BURNETT: All right. Thank you very much to David Gergen.
And next, new details in the Mali terror attack. Two of the most dangerous terror groups claiming responsibility.
[19:57:40] BURNETT: New details tonight on that deadly attack on a luxury hotel in Mali's capital. Two to three gunmen killing at least 20 people in the attack. Now, two Islamic militant groups have claimed responsibility.
David McKenzie is OUTFRONT. He is in Bamako tonight.
And, David, two competing terror groups claiming responsibility? DAVID MCKENZIE, CNN INTERNATIONAL CORRESPONDENT: Well, that's
right. Two groups that have cooperated and have competed, one linked to al Qaeda in the Islamic Maghreb. They are saying they planned this. They had two gunmen which killed 20 people as you described, sowing fear here in Mali and West Africa -- Erin.
BURNETT: And, David, you know, a few years ago, we hosted OUTFRONT from the northern Mali border. At that time, al Qaeda-linked militias were in control. At the night we were live, President Obama actually said al Qaeda was on the run and at the time, we said it sure didn't feel that way where I was standing at that moment.
How deep is the foothold of Islamic radicalism in Mali now?
MCKENZIE: Well, the foothold is deep but the situation changed. The French sent 4,000 troops in here, Erin, to push back the jihadi groups which were threatening to take the capital. They pushed them back. They managed to secure the towns in the region.

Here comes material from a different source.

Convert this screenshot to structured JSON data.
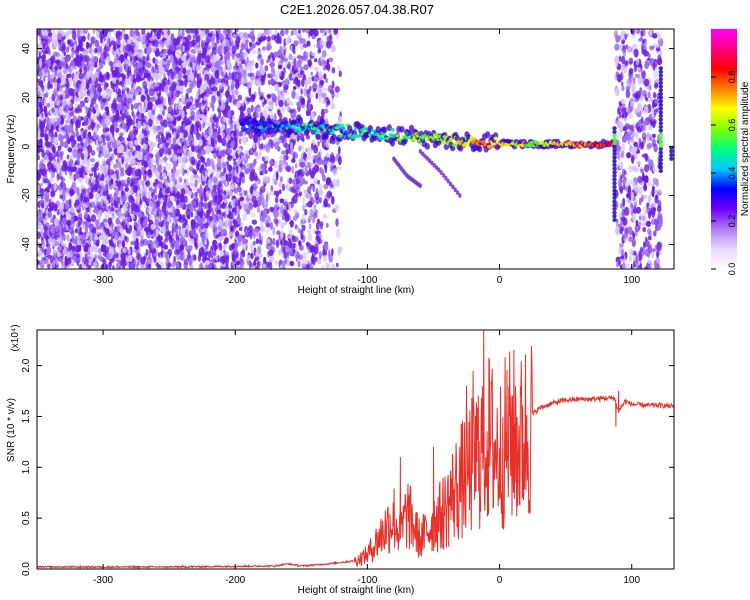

But these groups that we've seen from this attack have been able to organize, strike at a Western asset, kill Americans and others and the fear is by being cornered, they could become more dangerous and it really filters into that State Department threat that came out recently -- Erin.
BURNETT: And, David, what is the mood on the streets there? How much fear is there?
MCKENZIE: There is fear. There is also resilience but we were out with patrol last night with the U.N. and Mali enforcers.
You know, it's unusual to see big armored personnel carriers here in Bamako, the capital of Mali. We're used to seeing that out the way you were, out in the hinterland where the jihadists operate more effectively, and in the vast deserts of northwest Africa.
But they are here, these patrols, patrolling the streets, keeping the peace, checking for vehicles of any terrorists might becoming through into the town. But it's very difficult in these circumstances to check everyone so the terror threat remains, certainly -- Erin.
BURNETT: All right. David McKenzie, thank you very much live from Bamako, Mali, tonight.
Thanks so much for joining us. Be sure to set your DVR to record our show. You can watch it at any time.
"AC360" starts tonight with John Berman.